To Know Christ And to Make Him Known

I Was Hungry & You Gave Me Food... Naked & You Clothed Me. (Matthew 25:35-36)

There has always been a need in the congregation for a little help. For many years food has been gathered at Thanksgiving and Christmas so baskets could be given to those in need.

In 1964 our welfare committee helped 10 Calvary families who had serious illness or loss of employment. In 1971 over 17 baskets of food and also money were given to unemployed members, the largest number of local people to need help in our history.

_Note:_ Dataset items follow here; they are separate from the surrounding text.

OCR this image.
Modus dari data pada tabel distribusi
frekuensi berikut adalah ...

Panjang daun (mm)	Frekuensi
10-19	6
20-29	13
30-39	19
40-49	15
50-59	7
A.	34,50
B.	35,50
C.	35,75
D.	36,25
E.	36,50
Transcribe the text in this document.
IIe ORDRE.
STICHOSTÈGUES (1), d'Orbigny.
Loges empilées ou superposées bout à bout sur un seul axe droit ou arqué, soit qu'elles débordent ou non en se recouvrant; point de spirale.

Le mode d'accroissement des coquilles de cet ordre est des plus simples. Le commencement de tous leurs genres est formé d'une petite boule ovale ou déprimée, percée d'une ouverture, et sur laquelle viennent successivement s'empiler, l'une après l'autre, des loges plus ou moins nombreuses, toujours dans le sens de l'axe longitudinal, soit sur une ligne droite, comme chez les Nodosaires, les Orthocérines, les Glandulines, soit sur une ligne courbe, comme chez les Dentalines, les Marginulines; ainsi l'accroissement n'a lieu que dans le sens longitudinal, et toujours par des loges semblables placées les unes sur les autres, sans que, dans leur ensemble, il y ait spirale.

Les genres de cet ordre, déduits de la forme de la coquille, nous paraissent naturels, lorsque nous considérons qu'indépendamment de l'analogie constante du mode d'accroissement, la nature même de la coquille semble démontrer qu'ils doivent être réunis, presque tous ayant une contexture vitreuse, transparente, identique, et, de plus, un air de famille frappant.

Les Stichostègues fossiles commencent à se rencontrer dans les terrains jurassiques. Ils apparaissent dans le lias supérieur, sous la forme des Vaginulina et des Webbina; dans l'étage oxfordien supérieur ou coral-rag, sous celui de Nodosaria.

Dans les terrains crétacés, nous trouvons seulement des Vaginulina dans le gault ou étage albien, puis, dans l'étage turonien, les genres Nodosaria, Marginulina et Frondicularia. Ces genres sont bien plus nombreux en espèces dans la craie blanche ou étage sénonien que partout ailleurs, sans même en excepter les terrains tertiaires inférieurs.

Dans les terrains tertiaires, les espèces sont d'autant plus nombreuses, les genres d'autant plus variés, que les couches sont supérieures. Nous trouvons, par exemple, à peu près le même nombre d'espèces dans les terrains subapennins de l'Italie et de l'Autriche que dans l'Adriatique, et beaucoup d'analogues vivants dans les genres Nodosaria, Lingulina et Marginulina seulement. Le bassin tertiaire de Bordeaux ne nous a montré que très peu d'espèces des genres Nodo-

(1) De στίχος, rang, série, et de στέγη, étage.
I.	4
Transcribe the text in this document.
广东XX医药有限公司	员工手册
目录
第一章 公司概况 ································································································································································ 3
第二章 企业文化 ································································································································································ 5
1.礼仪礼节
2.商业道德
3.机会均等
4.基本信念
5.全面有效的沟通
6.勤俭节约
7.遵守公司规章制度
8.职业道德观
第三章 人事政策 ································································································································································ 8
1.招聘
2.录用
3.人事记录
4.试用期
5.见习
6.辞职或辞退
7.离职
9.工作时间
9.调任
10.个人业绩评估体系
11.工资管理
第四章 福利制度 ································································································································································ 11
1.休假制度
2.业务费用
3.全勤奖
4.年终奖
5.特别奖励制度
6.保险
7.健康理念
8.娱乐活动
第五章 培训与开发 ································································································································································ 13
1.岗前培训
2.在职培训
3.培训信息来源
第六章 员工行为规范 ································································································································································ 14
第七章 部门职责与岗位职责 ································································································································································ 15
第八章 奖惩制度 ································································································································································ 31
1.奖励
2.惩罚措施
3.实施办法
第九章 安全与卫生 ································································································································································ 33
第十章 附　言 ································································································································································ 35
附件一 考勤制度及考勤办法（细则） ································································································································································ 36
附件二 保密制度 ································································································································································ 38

Our food pantry was organized by Otto Jensen more than 10 years ago. Members of Calvary have kept it supplied with ongoing donations of non-perishable and dry food items. We are indebted to the many Calvaryites who gather, sort, and deliver donated goods. A few like Ray Forys are particularly helpful in this project. He regularly brings food from our pantry to a number of our widows, provides transportation, and befriends them in other ways. In recent years Calvary has contributed food to INN (Interfaith Nutrition Network).

A number of our members regularly bring goods from our Food Pantry to the Lutheran Family and Community Services located at Epiphany Lutheran Church in Hempstead. They also have taken quilts and afghans made by our sewing committee plus items like soap, paper towels, and toothpaste to this agency. Many of the people receiving these necessities are elderly; some are working poor, and almost all have children or grandchildren in their care.

For a few decades Morton Lemkau used his truck to transport clothing, food, and household goods -- as well as blankets, etc. made by our sewing committee -- to St. Luke's, Manhattan, St. John's, Bronx, and St. Mark's, Brooklyn and clothing to the Lutheran World Relief Center in Maryland. In one year, 1976, a total of 1700 lbs. of clothing and 800 lbs. of canned food were given to St. Mark's, where 85% were on welfare.

In 1956, working with the Lutheran Refugee Service, we sponsored Mr. and Mrs. Werner Fischer and their three children, who had fled from East Germany. We provided a temporary home for them, furnishings, and the necessities of life and helped Werner to find employment.

In 1971 Walter Seymour and John Horning drove a school bus 1400 miles to the Rosebud Sioux Indian Reservation in South Dakota, where Lutheran Pastor Bob Witthoeft conducted a home for boys. The people of Calvary and others had filled the bus -- bought and refurbished by Walter -- with seven tons of food, clothing, and school and medical supplies. The bus was given to the Indians. For more than twenty years George Martinez of Calvary regularly shipped clothing and other goods to Sioux Indians in St. Francis, SD -free of charge through the courtesy of United Parcel Service. After that, George paid some of the mailing charges. In recent years Calvary and others have assumed the cost.

Year after year we have contributed a variety of gifts to be distributed at Christmas to Wartburg Lutheran Home for the Aging in Brooklyn and Smithtown. Calvary for a while supported at least one child annually through the Christian Children's Fund and two families in the Appalachia Project. Food parcels were sent to Hungary, Poland, and East Germany in 1971. Food was gathered for Lutherans in flood-damaged areas of PA, VA, and NY in 1972 and again in 1998. Operation Rainbow gathered small items for our troops stationed in Saudi Arabia.

Project Angel Tree gathered Christmas gifts for children of prisoners. Clothing and money were given to the Salt and Sea Mission in Brooklyn in 1991. At Nassau County Medical Center we provided tapes for the pediatric ward as well as baby clothes for newborns and equipment for needy children. In 1998 we were told that a Seaford couple planned to take clothing to Latvia. The people of Calvary gathered a ton of clothing for the cause. One of our members paid the shipping costs. The shipment was sent to a cathedral in Riga. From there it was distributed to smaller parishes.

Calvary has not only given material things to people here and in many parts of the world. Many of us have given our own blood to save lives. In the '60s and through the early part of the '80s an InterCounty Bloodmobile came to Calvary. In the mid-'70s there were at times two blood drives each year. 92 pints were donated in May 1975. In June '78 we were told "Calvary gives twice as much blood per member as the average congregation." 50 pints of blood had to be pledged for the Bloodmobile to come here. Because we gave only 23 pints for the blood drive in 1987, those willing to give blood have since had to donate it at other locations.

Because we love Jesus, we have shown love to others in tangible ways. God has richly blessed us. We have sought to be a blessing to others.